DF: What happens is you have a highly accurate inventory table, and you know what’s in the front and back of the store. You can compare inventory levels against what you desire. For example, if you never want to be out of any SKUs (stock-keeping units). As soon as inventory drops to zero – or one or two if you want to manage that more closely – and there’s an out-of-stock situation, we are able to create a task to replenish that item if it is at the back of the store. If if’s not, we don’t task them to do it because it’s not there.
The technology means you fulfil out-of-stocks very efficiently. If a shopper comes into the store, the possibility of missing a sale because you’re out of stock is extremely remote. It’s a technology that, when you look at the return on investment, very few other investments demonstrate the same type of return on investment. I would challenge that it is probably the highest ROI and fastest payback of any of the IT/technology spins. It’s very easy to measure and to measure total reduction. We’ve been doing it the same way since 1980 – so nothing has really changed since the invention of the barcode. This is why this is so significant, and why you see so many retailers adopting the technology.
IR: Tell us about what you’ve done with Tesco, and F&F.
DF: We provide both the tags and software for Tesco’s solution in F&F concessions. The focus for Tesco is how they serve customers better. There are a number of internal benefits but that’s the key one.
That happens by not having out of stocks. If you were to go into an F&F boutique inside a Tesco store, the probability that there would be an out of stock situation is significantly reduced.

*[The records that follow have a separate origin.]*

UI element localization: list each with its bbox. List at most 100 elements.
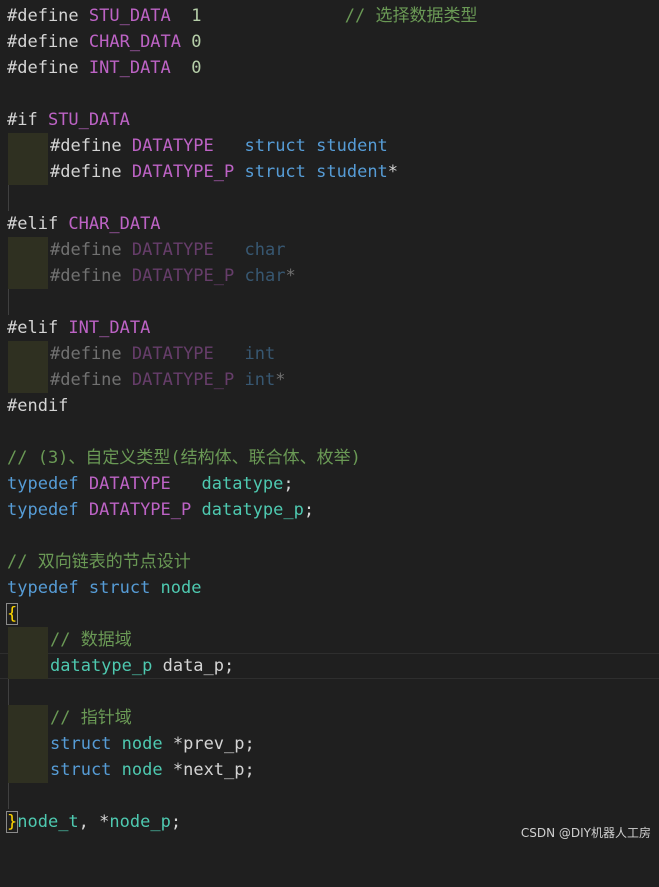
code-line-5[interactable]: #if STU_DATA (0, 107, 659, 133)
code-line-16[interactable]: #endif (0, 393, 659, 419)
directive: #define (7, 6, 89, 26)
keyword: char (213, 240, 286, 260)
code-line-30[interactable]: struct node *next_p; (0, 757, 659, 783)
directive: #define (50, 266, 132, 286)
comment: // 数据域 (50, 630, 132, 650)
type-name: node_p (109, 812, 171, 832)
macro-name: CHAR_DATA (88, 32, 182, 52)
directive: #if (7, 110, 48, 130)
macro-name: CHAR_DATA (68, 214, 161, 234)
close-brace: } (5, 811, 19, 833)
indent-guide (8, 237, 48, 263)
indent-guide (8, 133, 48, 159)
macro-name: DATATYPE (131, 136, 214, 156)
comment: // 指针域 (50, 708, 132, 728)
indent-guide (8, 185, 9, 211)
code-line-31[interactable] (0, 783, 659, 809)
macro-name: DATATYPE (131, 240, 214, 260)
code-line-3[interactable]: #define INT_DATA 0 (0, 55, 659, 81)
indent-guide (8, 289, 9, 315)
code-line-26[interactable]: datatype_p data_p; (0, 653, 659, 679)
indent-guide (8, 731, 48, 757)
code-line-19[interactable]: typedef DATATYPE datatype; (0, 471, 659, 497)
code-line-27[interactable] (0, 679, 659, 705)
indent-guide (8, 627, 48, 653)
type-name: student (305, 162, 388, 182)
code-line-1[interactable]: #define STU_DATA 1 // 选择数据类型 (0, 3, 659, 29)
code-line-14[interactable]: #define DATATYPE int (0, 341, 659, 367)
operator: * (285, 266, 296, 286)
code-line-9[interactable]: #elif CHAR_DATA (0, 211, 659, 237)
open-brace: { (5, 603, 19, 625)
code-line-12[interactable] (0, 289, 659, 315)
keyword: struct (50, 760, 122, 780)
keyword: struct (50, 734, 122, 754)
keyword: struct (88, 578, 161, 598)
code-line-6[interactable]: #define DATATYPE struct student (0, 133, 659, 159)
directive: #define (50, 240, 132, 260)
keyword: struct (213, 136, 306, 156)
keyword: int (234, 370, 276, 390)
number-literal: 0 (181, 32, 202, 52)
macro-name: INT_DATA (88, 58, 171, 78)
watermark: CSDN @DIY机器人工房 (520, 826, 651, 840)
type-name: node (121, 734, 163, 754)
code-editor[interactable]: #define STU_DATA 1 // 选择数据类型 #define CHA… (0, 0, 659, 849)
directive: #elif (7, 214, 69, 234)
directive: #define (7, 58, 89, 78)
indent-guide (8, 757, 48, 783)
punctuation: ; (283, 474, 294, 494)
macro-name: STU_DATA (47, 110, 130, 130)
code-line-7[interactable]: #define DATATYPE_P struct student* (0, 159, 659, 185)
indent-guide (8, 679, 9, 705)
directive: #endif (7, 396, 69, 416)
indent-guide (8, 367, 48, 393)
macro-name: STU_DATA (88, 6, 171, 26)
punctuation: ; (244, 734, 255, 754)
macro-name: DATATYPE (88, 474, 171, 494)
directive: #elif (7, 318, 69, 338)
comment: // 双向链表的节点设计 (7, 552, 191, 572)
keyword: char (234, 266, 286, 286)
punctuation: ; (303, 500, 315, 520)
type-name: datatype_p (50, 656, 153, 676)
code-line-15[interactable]: #define DATATYPE_P int* (0, 367, 659, 393)
type-name: node (160, 578, 202, 598)
code-line-22[interactable]: // 双向链表的节点设计 (0, 549, 659, 575)
code-line-28[interactable]: // 指针域 (0, 705, 659, 731)
code-line-20[interactable]: typedef DATATYPE_P datatype_p; (0, 497, 659, 523)
punctuation: ; (170, 812, 182, 832)
macro-name: INT_DATA (68, 318, 151, 338)
code-line-13[interactable]: #elif INT_DATA (0, 315, 659, 341)
variable: prev_p (183, 734, 245, 754)
type-name: node_t (17, 812, 79, 832)
code-line-8[interactable] (0, 185, 659, 211)
indent-guide (8, 159, 48, 185)
macro-name: DATATYPE_P (131, 162, 235, 182)
code-line-29[interactable]: struct node *prev_p; (0, 731, 659, 757)
indent-guide (8, 653, 48, 679)
code-line-25[interactable]: // 数据域 (0, 627, 659, 653)
punctuation: ; (224, 656, 235, 676)
directive: #define (50, 370, 132, 390)
operator: * (162, 734, 184, 754)
code-line-18[interactable]: // (3)、自定义类型(结构体、联合体、枚举) (0, 445, 659, 471)
macro-name: DATATYPE_P (131, 370, 235, 390)
directive: #define (50, 136, 132, 156)
comment: // 选择数据类型 (201, 6, 478, 26)
code-line-10[interactable]: #define DATATYPE char (0, 237, 659, 263)
number-literal: 0 (170, 58, 202, 78)
number-literal: 1 (170, 6, 202, 26)
type-name: datatype (170, 474, 284, 494)
indent-guide (8, 705, 48, 731)
code-line-11[interactable]: #define DATATYPE_P char* (0, 263, 659, 289)
type-name: node (121, 760, 163, 780)
keyword: typedef (7, 578, 89, 598)
comment: // (3)、自定义类型(结构体、联合体、枚举) (7, 448, 361, 468)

And that’s the way it is with all of our customers. What’s nice about what’s happening in the industry is that the value proposition is not unique for any apparel retailer. Apparel is the retail segment that’s adopting RFID, because its mix of SKUs is so high. Colour and size complicate. The assortment strategy for a retailer, compared to packaged goods or housewares, means that being out of stock of blue medium v-neck t-shirts is very significant because you have specific customers that won’t buy a large or a small.
We started the project a little less than two years ago. It’s currently deployed in 200 F&F sites and we are now in the process of rolling out to more. In terms of results, Tesco has found – as it mentioned recently at NRF – that out-of-stocks are now down to less than 1%.
IR: What other sectors might use RFID?
DF: Footwear is one we’re going to start seeing. We have projects going on in cosmetics and fragrance, while sporting goods would be another key area. It’s relevant to sectors with a high SKU assortment and high velocity of sales. We’re also seeing the benefits of RFID on reducing shrink in stores. Accountability is extremely high because now monitoring every item and it has a unique serial number – I can tell you when a specific blouse entered the store, when it was sold, when it was cycle counted, so there is significant data for retailers on the shrink benefit.
IR: So it could help with returns?
DF: We do returns today with all of our customers, but the unique component is being able to address anti-counterfeiting, and we’re now starting to see some of those applications emerge.
IR: Are there any other benefits that you’ve seen, that you maybe didn’t expect?
DF: Across our customers that use the technology, associates in the store love it because it means they aren’t spending lots of time away from customers. In the old way of things, retailers didn’t really know what they had. They were chasing inventory around the store – and everyone hated coming in in the middle of the night to do stock counts.